Ces explications satisfaisaient Adoniram et l’étonnaient. Il s’approcha des ouvriers sans comprendre comment ils pouvaient travailler sur des fleuves d’or, d’argent, de cuivre, de fer, les séparer, les endiguer et les tamiser comme l’onde.

— Ces éléments, répondit à sa pensée Tubal-Kaïn, sont liquéfiés par la chaleur centrale : la température où nous vivons ici est à peu près une fois plus forte que celle des fourneaux où tu dissous la fonte.

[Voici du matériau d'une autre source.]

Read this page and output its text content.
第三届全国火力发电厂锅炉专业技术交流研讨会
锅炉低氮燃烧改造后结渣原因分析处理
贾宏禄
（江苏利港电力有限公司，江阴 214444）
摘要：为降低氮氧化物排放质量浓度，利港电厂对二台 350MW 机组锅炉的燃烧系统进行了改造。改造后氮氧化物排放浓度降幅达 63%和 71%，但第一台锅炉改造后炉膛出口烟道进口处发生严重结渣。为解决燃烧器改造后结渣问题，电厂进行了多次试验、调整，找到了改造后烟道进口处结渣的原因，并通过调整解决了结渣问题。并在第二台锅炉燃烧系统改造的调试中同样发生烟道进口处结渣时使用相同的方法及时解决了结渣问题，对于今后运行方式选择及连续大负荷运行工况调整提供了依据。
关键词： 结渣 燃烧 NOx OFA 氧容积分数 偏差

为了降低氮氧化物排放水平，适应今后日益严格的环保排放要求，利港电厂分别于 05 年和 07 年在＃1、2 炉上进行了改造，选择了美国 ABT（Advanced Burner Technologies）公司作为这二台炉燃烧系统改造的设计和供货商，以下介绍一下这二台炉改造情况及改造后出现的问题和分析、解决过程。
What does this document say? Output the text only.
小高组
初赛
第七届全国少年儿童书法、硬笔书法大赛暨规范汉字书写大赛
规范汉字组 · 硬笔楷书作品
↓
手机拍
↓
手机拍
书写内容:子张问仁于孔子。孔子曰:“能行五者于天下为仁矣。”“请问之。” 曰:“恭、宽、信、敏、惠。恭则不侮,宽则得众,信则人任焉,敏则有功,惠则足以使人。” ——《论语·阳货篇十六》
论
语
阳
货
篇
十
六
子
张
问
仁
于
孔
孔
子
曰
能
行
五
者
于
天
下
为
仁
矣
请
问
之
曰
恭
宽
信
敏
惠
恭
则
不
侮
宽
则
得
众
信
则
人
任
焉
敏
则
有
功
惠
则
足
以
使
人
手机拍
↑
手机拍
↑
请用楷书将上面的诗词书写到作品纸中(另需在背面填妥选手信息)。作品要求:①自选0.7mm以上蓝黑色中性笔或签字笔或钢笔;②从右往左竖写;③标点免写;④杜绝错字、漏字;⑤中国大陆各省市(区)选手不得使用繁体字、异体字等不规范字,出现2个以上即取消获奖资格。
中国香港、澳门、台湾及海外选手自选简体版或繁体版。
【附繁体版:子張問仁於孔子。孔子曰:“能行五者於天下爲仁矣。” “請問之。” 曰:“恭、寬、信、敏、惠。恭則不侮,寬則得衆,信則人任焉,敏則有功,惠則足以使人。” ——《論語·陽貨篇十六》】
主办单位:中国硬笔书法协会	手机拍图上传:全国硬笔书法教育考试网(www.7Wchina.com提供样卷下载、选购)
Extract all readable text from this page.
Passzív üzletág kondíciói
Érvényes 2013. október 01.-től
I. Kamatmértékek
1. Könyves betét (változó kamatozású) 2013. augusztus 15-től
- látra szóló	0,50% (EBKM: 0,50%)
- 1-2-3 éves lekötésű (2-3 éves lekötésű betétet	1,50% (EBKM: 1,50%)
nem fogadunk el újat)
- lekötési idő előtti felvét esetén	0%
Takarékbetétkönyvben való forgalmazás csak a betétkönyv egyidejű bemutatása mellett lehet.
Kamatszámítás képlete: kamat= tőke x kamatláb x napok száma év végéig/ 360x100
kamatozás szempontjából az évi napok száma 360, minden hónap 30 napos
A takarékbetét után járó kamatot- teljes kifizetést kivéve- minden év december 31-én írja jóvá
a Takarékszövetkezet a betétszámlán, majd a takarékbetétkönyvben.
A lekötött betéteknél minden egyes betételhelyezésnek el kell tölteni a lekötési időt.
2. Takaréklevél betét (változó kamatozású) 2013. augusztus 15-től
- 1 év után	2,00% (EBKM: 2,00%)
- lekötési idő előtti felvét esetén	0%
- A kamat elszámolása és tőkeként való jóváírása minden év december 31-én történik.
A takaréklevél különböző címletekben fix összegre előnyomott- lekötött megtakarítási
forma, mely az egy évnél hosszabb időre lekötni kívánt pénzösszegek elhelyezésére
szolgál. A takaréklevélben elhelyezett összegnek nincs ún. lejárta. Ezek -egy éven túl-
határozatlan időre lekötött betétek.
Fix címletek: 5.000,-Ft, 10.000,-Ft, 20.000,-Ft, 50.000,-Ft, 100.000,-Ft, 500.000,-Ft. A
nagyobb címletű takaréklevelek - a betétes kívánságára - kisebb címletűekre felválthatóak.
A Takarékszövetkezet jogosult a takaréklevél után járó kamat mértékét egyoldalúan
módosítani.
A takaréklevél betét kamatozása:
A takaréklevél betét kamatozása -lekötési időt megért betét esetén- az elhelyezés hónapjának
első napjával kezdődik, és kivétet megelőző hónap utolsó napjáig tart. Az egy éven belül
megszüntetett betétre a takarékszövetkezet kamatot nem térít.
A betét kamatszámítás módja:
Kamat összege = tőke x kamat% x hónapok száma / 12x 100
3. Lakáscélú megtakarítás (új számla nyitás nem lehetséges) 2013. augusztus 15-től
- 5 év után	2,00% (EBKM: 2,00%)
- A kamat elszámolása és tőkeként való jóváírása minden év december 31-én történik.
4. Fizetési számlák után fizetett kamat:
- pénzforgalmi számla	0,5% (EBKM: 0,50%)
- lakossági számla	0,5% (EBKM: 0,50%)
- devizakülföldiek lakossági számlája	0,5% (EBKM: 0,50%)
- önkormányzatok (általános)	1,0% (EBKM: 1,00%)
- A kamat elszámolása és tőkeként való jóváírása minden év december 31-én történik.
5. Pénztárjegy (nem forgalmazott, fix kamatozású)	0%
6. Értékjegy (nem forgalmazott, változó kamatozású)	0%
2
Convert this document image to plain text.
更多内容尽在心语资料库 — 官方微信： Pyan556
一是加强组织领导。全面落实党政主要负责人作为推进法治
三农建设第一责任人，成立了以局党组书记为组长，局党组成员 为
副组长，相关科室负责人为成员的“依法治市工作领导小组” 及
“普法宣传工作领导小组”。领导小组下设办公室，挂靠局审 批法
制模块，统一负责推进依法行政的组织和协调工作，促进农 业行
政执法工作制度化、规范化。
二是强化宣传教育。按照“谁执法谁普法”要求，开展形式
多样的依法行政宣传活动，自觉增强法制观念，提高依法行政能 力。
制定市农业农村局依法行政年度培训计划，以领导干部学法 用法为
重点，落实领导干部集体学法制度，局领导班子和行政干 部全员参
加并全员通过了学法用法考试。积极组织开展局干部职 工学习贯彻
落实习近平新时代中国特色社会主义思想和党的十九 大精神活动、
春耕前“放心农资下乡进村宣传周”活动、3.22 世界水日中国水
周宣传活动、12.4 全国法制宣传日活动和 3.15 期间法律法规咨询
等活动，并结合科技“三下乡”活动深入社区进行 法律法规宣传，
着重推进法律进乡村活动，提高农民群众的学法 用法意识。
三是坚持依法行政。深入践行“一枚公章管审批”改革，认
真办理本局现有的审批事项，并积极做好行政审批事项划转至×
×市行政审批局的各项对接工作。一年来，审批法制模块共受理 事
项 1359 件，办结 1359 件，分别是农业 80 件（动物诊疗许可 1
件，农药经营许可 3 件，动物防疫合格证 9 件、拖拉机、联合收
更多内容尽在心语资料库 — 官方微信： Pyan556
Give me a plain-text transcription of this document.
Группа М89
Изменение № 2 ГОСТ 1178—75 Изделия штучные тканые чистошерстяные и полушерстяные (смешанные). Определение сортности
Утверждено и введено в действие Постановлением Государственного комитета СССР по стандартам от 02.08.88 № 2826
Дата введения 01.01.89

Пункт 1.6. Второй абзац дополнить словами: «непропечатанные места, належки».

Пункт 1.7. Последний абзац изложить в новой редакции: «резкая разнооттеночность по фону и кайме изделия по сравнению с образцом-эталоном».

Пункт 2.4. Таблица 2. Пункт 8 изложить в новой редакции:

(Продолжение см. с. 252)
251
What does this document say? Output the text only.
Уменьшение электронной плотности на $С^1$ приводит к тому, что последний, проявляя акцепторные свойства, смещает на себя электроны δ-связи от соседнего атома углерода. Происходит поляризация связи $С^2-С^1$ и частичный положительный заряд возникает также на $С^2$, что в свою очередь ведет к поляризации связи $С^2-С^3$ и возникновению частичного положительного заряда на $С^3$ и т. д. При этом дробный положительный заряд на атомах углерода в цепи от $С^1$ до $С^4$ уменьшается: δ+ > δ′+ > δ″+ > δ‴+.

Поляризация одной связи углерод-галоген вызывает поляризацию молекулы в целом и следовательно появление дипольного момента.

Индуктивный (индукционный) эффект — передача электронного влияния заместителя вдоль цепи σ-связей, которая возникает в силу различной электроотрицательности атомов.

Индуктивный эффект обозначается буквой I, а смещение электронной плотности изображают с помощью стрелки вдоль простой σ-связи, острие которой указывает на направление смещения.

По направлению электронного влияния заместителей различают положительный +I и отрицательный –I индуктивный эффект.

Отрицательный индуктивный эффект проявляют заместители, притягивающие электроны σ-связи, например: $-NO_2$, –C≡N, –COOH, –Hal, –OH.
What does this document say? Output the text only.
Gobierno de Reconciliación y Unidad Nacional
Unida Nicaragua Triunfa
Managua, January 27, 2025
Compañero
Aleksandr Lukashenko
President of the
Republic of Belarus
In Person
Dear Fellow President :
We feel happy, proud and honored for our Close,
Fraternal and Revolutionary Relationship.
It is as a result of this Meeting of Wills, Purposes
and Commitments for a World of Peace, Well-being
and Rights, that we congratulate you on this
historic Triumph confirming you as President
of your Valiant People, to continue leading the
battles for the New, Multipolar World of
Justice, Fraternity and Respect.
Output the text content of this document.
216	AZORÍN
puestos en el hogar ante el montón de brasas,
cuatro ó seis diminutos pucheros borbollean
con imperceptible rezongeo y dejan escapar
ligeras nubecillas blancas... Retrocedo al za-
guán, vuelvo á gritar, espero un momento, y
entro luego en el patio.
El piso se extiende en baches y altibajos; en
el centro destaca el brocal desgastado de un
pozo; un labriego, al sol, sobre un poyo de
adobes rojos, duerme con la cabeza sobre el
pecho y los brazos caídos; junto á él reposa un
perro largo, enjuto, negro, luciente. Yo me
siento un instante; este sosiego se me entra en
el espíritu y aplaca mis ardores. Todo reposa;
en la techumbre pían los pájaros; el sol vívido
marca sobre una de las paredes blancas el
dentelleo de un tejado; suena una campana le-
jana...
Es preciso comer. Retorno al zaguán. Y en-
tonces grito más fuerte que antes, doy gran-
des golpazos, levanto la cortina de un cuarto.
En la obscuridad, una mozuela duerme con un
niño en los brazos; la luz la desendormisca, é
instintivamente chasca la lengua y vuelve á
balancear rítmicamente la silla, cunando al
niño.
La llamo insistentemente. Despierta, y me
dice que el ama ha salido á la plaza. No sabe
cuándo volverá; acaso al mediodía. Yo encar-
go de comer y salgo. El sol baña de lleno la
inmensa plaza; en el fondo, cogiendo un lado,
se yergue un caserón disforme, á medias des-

Adoniram, épouvanté, s’étonna de vivre.

— Cette chaleur, reprit Tubal-Kaïn, est la température naturelle des âmes qui furent extraites de l’élément du feu. Adonaï plaça une étincelle imperceptible au centre du moule de terre dont il s’avisa de faire l’homme, et cette parcelle a suffi pour échauffer le bloc, pour l’animer et le rendre pensant ; mais, là-haut, cette âme lutte contre le froid : de là les limites étroites de vos facultés ; puis il arrive que l’étincelle est entraînée par l’attraction centrale, et vous mourez.

La création ainsi expliquée causa un mouvement de dédain à Adoniram.

— Oui, continua son guide ; c’est un dieu moins fort que subtil, et plus jaloux que généreux, le dieu Adonaï ? Il a créé l’homme de boue, en dépit des génies du feu ; puis, effrayé de son œuvre et de leurs complaisances pour cette triste créature, il l’a, sans pitié pour leurs larmes, condamnée à mourir. Voilà le principe du différend qui nous divise : toute la vie terrestre procédant du feu est attirée par le feu qui réside au centre. Nous avions voulu qu’en retour le feu central fût attiré par la circonférence et rayonnât au dehors ; cet échange de principes était la vie sans fin.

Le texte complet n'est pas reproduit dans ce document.